Heritage Install
TV Mounting in Paddington: A Field Guide to Heritage Queenslanders
Paddington's classic Queenslanders bring their own challenges — timber studs, lath-and-plaster walls, and narrow hallways. Here's exactly what we look for, what it costs, and what usually goes wrong.
Paddington is the prettiest suburb we work in. It’s also the hardest to install a TV in. Most of the housing stock is pre-1940 Queenslander — timber studs, lath-and-plaster, the occasional brick chimney breast and, more than once, a surprise cavity full of old newspaper insulation dated 1948. You don’t install TVs in Paddington the same way you install them in a new-build at Fitzgibbon. Here is how we actually do it.
The most common Paddington wall types
Every Paddington booking starts with a stud-finder in one hand and a light knock on the wall with the other. You can’t pick it by eye. Across roughly 40 installs a year in this suburb, these are the walls we run into:
Lath-and-plaster on timber studs
The classic. Horizontal wooden laths, plaster skim coat, timber studs 450 mm or 600 mm apart. Strong once you’re into the stud — but the plaster around the screw hole will crumble if you don’t pilot-drill. We always use a brad-point bit and wind by hand for the first 5 mm.
VJ (vertical-joint) tongue-and-groove
The lovely painted pine panelling you see in restored Queenslanders. Beautiful finish, but the boards can split outwards when you drive a lag bolt. On VJ walls we fit a timber backing batten behind the bracket — spans three studs, gives us a solid surface, and hides behind the TV.
Chimney breast brick
Old fireplaces. Usually double-brick with a plaster skim. Needs masonry anchors — we use Hilti HSA-R M10 × 90 mm, rated to 350 kg shear in solid brick. Never, ever dynabolts into render-only walls — they spall out under a TV’s pulling load.
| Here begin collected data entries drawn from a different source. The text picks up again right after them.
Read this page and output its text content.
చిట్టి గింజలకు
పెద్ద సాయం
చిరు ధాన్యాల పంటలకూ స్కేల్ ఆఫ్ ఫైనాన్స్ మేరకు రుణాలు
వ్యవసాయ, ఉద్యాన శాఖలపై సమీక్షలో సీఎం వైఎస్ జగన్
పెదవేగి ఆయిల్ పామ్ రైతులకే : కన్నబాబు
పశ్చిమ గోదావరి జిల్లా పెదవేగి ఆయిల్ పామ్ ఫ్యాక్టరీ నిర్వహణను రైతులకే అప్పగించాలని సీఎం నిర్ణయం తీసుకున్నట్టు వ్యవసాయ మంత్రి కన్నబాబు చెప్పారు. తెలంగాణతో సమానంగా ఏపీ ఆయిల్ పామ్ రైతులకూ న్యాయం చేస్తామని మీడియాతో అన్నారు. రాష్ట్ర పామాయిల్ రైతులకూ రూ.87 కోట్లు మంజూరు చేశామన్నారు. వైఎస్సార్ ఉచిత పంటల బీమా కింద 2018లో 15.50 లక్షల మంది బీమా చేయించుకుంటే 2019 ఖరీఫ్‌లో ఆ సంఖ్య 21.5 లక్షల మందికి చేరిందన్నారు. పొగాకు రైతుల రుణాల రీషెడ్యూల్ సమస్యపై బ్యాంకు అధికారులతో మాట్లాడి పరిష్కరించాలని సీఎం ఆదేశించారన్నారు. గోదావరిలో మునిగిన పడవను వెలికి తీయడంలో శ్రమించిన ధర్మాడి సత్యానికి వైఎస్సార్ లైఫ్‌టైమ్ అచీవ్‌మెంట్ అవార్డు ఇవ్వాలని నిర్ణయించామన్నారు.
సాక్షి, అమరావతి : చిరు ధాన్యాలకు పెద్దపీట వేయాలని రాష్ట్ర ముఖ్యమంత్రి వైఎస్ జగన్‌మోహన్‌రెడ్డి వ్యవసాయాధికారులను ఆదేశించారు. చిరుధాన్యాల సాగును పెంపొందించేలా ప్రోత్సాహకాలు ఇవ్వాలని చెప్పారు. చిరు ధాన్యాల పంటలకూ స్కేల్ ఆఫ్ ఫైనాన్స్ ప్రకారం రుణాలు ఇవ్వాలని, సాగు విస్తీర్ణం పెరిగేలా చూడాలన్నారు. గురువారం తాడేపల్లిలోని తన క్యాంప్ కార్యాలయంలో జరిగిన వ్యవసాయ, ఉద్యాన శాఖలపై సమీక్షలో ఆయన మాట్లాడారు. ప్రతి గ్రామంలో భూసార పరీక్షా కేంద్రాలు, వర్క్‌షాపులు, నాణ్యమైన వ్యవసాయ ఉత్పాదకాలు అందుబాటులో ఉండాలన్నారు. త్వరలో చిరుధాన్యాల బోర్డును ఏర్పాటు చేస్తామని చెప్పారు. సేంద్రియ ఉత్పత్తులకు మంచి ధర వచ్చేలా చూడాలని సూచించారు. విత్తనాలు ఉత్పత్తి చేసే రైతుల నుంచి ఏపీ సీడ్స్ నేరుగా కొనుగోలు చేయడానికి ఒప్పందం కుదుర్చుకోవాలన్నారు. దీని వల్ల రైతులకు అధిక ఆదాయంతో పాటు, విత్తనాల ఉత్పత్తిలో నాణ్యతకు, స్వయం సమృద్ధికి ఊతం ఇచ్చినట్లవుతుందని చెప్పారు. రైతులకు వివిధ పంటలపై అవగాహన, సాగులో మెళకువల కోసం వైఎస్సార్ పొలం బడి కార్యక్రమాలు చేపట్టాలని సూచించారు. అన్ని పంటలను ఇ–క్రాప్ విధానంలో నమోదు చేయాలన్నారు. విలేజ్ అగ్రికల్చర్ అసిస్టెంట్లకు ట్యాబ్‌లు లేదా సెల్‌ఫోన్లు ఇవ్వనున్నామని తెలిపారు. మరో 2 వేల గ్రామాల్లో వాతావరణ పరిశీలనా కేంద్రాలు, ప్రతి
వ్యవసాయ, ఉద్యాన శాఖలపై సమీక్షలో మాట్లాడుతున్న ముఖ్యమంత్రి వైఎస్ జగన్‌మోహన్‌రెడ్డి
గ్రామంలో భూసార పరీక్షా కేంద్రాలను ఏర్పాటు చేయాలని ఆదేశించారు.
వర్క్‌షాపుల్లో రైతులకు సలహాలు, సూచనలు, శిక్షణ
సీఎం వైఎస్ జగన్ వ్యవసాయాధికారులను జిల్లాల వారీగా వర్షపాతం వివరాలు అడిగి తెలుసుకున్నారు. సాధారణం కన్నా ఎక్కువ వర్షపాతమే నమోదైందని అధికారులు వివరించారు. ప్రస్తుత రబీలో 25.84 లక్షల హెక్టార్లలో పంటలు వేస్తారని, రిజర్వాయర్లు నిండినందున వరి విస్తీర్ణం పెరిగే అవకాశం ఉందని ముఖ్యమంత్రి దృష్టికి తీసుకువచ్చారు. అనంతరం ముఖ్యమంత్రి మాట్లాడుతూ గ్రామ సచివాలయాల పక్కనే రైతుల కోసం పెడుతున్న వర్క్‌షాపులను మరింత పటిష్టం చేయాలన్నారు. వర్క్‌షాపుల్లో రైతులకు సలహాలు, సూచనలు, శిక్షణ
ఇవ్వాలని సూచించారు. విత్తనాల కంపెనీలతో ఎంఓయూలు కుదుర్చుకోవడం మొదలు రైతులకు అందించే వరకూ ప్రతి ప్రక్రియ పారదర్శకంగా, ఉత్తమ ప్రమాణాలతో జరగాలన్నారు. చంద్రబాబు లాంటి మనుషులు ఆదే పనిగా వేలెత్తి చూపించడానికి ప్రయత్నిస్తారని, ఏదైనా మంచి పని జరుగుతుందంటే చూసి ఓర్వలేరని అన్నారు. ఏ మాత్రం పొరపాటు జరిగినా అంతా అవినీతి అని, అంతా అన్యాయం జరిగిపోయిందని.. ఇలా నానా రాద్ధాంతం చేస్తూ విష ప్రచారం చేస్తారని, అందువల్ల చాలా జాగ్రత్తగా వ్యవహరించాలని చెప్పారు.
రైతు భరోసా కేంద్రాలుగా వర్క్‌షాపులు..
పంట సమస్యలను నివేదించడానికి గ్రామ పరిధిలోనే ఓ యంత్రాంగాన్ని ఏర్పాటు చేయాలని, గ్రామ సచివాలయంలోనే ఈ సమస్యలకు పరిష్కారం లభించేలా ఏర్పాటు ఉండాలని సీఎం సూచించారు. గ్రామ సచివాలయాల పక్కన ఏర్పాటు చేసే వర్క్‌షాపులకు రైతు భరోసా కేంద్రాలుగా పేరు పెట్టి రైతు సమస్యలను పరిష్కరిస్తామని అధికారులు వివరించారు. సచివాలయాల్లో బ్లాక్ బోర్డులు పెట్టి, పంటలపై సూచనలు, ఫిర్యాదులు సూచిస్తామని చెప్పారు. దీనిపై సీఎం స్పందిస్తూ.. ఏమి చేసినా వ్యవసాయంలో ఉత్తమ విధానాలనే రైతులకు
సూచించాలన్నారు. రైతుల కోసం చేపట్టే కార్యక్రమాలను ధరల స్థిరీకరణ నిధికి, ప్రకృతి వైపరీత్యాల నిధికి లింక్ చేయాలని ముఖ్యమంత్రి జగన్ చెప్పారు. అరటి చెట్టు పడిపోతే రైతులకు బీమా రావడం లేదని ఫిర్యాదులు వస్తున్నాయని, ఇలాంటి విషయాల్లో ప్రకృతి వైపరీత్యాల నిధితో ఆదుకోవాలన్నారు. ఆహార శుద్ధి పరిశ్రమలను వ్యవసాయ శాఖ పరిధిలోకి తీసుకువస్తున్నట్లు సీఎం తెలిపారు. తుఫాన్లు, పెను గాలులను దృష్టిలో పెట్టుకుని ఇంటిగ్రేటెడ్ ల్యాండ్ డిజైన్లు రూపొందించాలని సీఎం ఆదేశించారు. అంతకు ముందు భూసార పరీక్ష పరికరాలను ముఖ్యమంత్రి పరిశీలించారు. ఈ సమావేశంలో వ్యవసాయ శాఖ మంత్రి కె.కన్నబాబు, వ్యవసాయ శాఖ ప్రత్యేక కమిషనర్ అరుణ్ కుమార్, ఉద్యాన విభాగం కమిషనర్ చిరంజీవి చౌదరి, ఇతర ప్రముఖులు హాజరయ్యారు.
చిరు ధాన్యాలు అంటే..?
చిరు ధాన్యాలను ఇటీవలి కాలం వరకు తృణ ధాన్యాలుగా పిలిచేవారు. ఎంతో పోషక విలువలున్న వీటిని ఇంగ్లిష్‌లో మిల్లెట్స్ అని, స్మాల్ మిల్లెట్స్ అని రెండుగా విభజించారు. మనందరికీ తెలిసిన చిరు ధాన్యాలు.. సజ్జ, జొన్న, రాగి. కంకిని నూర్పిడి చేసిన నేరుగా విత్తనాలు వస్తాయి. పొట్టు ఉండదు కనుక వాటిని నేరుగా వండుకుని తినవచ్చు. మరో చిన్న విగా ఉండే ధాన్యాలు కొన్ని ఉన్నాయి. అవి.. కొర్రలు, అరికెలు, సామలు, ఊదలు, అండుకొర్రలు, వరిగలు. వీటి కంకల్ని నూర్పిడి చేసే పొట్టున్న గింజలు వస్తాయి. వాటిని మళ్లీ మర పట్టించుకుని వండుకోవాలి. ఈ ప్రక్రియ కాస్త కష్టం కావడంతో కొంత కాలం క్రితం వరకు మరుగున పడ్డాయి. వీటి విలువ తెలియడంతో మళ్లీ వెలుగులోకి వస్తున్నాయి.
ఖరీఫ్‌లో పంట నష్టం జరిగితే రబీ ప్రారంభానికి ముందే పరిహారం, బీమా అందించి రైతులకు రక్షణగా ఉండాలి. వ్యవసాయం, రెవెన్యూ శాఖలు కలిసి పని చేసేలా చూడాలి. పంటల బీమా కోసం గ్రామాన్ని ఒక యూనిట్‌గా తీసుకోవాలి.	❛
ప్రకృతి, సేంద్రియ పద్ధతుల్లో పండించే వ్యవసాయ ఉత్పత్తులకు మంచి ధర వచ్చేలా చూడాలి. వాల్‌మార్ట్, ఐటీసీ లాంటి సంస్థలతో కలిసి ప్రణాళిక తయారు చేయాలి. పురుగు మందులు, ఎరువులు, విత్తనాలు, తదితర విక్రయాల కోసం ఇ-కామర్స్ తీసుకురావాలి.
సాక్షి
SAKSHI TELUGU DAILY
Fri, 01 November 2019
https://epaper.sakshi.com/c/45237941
Hardiplank over original weatherboard (renovations)
Becoming more common as Paddington homes get exterior cladding upgrades. These walls are great to mount into — the stud spacing is modern, the fixings are standard — but you need to know which layer is structural.

What a typical Paddington booking looks like
A standard fixed-bracket install in a Paddington living room takes about 2 hours, one installer. A full-motion mount on a VJ wall with cable concealment runs closer to 3.5 hours, one installer. Here’s what the time goes to:
- Site walkthrough + wall assessment. 15 minutes. Stud-finding on old lath is fiddly — magnetic finders pick up the nails, not the studs themselves.
- Bracket fit. 45–60 minutes for a fixed mount into studs. Longer for a chimney-breast install because of masonry drilling.
- Cable concealment. 30–60 minutes depending on path. Queenslanders often have horizontal noggins between studs that need navigating.
- Patch, clean, test. 20 minutes.
What usually goes wrong
The wiring surprise. Half the Paddington houses we work in have had at least one previous TV mount, and the owners inherited the cables. We frequently find a live power cable run illegally inside a wall cavity, stuffed there by a DIY installer in 2015. We disconnect, legalise with a power-relocation kit, and document.
Other regular surprises:
- Termite damage in the stud. More common in ground-floor Queenslanders than anyone realises. If we find it, we stop, show you, and recommend you get it treated before mounting anything heavy on that wall.
- Asbestos-containing sheeting. Pre-1988 builds can have asbestos in old wall linings. We test-swab at the first sign of fibrous sheet. If it’s positive, we pause the job at no charge — you need a licensed removalist first.
- Out-of-plumb walls. 100-year-old houses settle. We shim the bracket to compensate; you’ll never see it, but the TV sits dead level even when the wall isn’t.
Pricing in Paddington
Expect a Paddington mount to sit in the same price band as the rest of inner Brisbane — no heritage surcharge. Typical flat-rate prices, 2026:
- 43″–65″ fixed mount into studs: $179
- 65″–85″ fixed mount into studs: $219
- Full-motion bracket, any size: +$60
- Cable concealment (standard wall): +$120
- Power-relocation kit (included when cable concealment is booked): no extra
- Chimney-breast masonry mount: +$90 (additional drilling + anchors)
If we find an unexpected wall condition once we open up, we talk it through with you before drilling. Always.
The heritage bit
Paddington is heritage-overlay territory but the overlay is almost always about the exterior. Internal TV mounting does not require council approval. If you’re renting through a property manager, check your lease — most allow mounting as long as the wall is made good on departure. We do this regularly and leave the wall invisibly patched.